Personnellement, je n’ai pas emboîté le pas à quelqu’un, du moins, il y a des femmes journalistes qui m’ont fasciné dans cette profession. En faisant le journalisme, je n’ai pas non plus connu de résistance de la part de mes parents puisque c’était la concrétisation d’un vieux rêve, et cela n’avait pas non plus surpris ma famille.
LTT : Parlez-nous des difficultés rencontrées puisque vous étiez à la fois mère, étudiante et travailleuse ?
Mme BV : Bien sûr. J’ai eu mon premier enfant, la fille, tout en étant étudiante, et je devais commencer mon stage au magazine «Echos de la femme». Je vous assure que c’était quand même difficile parce que mes enfants, j’en ai trois maintenant, n’ont jamais voulu prendre le lait artificiel, le biberon.

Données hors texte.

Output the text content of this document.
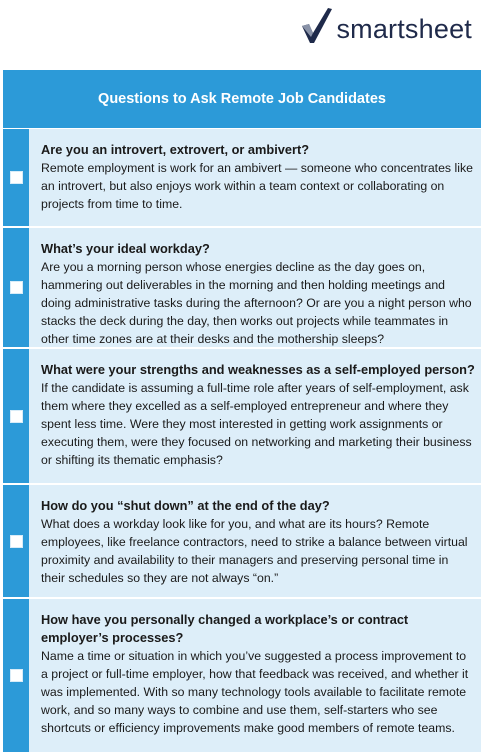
smartsheet
Questions to Ask Remote Job Candidates

Are you an introvert, extrovert, or ambivert?

Remote employment is work for an ambivert — someone who concentrates like an introvert, but also enjoys work within a team context or collaborating on projects from time to time.

What’s your ideal workday?

Are you a morning person whose energies decline as the day goes on, hammering out deliverables in the morning and then holding meetings and doing administrative tasks during the afternoon? Or are you a night person who stacks the deck during the day, then works out projects while teammates in other time zones are at their desks and the mothership sleeps?

What were your strengths and weaknesses as a self-employed person?

If the candidate is assuming a full-time role after years of self-employment, ask them where they excelled as a self-employed entrepreneur and where they spent less time. Were they most interested in getting work assignments or executing them, were they focused on networking and marketing their business or shifting its thematic emphasis?

How do you “shut down” at the end of the day?

What does a workday look like for you, and what are its hours? Remote employees, like freelance contractors, need to strike a balance between virtual proximity and availability to their managers and preserving personal time in their schedules so they are not always “on.”

How have you personally changed a workplace’s or contract employer’s processes?

Name a time or situation in which you’ve suggested a process improvement to a project or full-time employer, how that feedback was received, and whether it was implemented. With so many technology tools available to facilitate remote work, and so many ways to combine and use them, self-starters who see shortcuts or efficiency improvements make good members of remote teams.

Vous voyez ce que ça fait de pouvoir reprendre le boulot et les études avec un enfant qui ne prend pas le lait artificiel. Ce n’était pas toujours facile parce que des fois, je ne savais pas comment s’y prendre lorsque le lait maternel débordé, ça me gênait, surtout que je devais arrêter les cours pour rentrer à la maison. Malgré cela, j’étais contrainte de continuer à travailler pour le bien de cet enfant.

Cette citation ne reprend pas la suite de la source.